I walked into Dallas Children's Theater and was immediately gulped up by the gleeful proceedings. My first step was onto a floor cluttered with confetti, and a loud cacophony of laughter echoed in the wild scene before me. Trapeze artists hung like yoga- tantric monkeys a mere few feet from the ground. Teenaged kids gave lessons to the younger in attendance, pointing out the finer postures on silk sheets that hung from the ceiling; all received these lessons safely above foam pads.

There were clowns on stilts that hopped by squirting the incoming crowd with water. And an accordion cranked a happy tune that welcomed those strolling in. you want circus? You got it. Only this one serves wine in the already energetic foyer. I hadn't even been shown to my seat yet, and I was already cured of my Scroogish sickness.

The show began with a clamorous and calamitous clown act that made the audience giggle and gawk. The laughter was primarily fed by very young voices; the small children were captivated by the clowns and their slapstick shtick. "Slappy", "Monday", "Zerp" and "Gordoon" would act as welcomed interjections between the respected acts, and allowed the physical performers time to set up.

Instead of giving specific spoilers to a very energetic act I will attempt to merely tease some very captivating details that should entice you to the theater. Going into too much detail would ruin some of the act.

Cassondra the contortionist had limbs made of rubber, and a torso so elastic that it is nearly painful to watch. Jesse Patterson hula-hoops with her entire body. Simultaneously and sensitive to the rhythm of her musical piece. Matthew Richardson can make an audience dizzy with his overwhelmingly large roué cyr (a human sized metal ring). Gena Cristiani could play major league soccer and juggle while doing a downward facing dog. Simone Marina Lazar likes to do acrobatics from a rope, or ring. As long as it is suspended mid air, she dances beautifully. This sometimes occurs right over the heads of the audience. Kirill Rebkovets is a high balling balancer who has good taste in international spies, and the Rolla Bolla. The Laurino brothers will inspire insane feats of flips in young siblings, and make mothers squeamish. They'll make all the men thank their lucky stars for cups. And not the drinking kind. The cartoon poodles make me want to buy seven dogs, dye them pink, and shove them down some slides. (Relax, PETA. No one was hurt). Ricardo Sosa made the women swoon and flush. He all at once flexed, winked, sang, and made all of the men in attendance jealously bellow, "Pffffft. I can do that." Liz Mikael was born to woo a crowd. She can sing, joke, engage children and captivate adults. She can do it all.

The audience sat in a playhouse no larger than a small movie theater, and there is only room for a few hundred. The seating at the Children's Theater is slightly tiered and perfect for viewing this type of event and this intimacy helped to enhance the act by putting the audience in close proximity to the performers. This act will make you fear for the livelihood of strangers performing incredible feats of agility, finesse, and strength.

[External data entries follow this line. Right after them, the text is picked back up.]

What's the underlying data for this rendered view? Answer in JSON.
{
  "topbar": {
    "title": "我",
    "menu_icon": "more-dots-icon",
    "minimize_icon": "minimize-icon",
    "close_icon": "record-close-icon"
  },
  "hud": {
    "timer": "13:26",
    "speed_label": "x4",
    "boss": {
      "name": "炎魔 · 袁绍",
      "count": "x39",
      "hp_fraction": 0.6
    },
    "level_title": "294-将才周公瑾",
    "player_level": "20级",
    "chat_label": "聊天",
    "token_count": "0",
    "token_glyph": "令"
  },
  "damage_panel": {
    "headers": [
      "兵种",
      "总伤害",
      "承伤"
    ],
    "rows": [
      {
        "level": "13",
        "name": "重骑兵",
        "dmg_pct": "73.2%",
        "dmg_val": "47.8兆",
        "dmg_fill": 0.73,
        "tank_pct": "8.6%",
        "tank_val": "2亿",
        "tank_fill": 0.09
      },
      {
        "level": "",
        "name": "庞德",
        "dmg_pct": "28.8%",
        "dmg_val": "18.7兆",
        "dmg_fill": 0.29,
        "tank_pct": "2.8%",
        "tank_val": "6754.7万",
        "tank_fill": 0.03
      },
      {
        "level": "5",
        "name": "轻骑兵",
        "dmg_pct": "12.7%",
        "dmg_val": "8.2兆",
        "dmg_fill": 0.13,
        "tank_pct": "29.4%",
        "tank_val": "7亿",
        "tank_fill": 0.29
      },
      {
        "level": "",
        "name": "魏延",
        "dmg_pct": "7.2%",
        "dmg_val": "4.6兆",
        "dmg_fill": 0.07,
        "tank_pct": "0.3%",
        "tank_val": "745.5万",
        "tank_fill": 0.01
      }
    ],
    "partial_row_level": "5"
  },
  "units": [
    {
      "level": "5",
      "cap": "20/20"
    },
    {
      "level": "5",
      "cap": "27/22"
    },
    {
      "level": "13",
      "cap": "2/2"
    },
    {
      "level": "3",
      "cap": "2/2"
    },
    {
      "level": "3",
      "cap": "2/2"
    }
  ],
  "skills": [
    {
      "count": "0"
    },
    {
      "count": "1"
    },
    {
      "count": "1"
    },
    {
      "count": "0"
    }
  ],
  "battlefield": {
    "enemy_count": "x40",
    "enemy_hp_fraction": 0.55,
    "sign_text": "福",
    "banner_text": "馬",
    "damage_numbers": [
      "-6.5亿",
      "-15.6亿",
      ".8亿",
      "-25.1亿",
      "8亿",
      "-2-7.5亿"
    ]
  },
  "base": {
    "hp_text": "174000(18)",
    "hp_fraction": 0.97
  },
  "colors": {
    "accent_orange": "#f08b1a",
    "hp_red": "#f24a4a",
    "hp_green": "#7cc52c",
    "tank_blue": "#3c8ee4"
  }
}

The show is interactive, and has something for every member of the family: wine for adults, and clowns for kids. All will leave laughing, and covered in a bit of glitter. I would advise you to arrive early and enjoy the foyer before the show kicks off. The entertainers are friendly, and willingly speak to all in attendance. Go soon though, the holiday bug must be vanquished, and Banquiste! leaves Dallas on the first of January.

The show will be running now through January 1st. Tickets can be found at The Dallas Children's Theater website.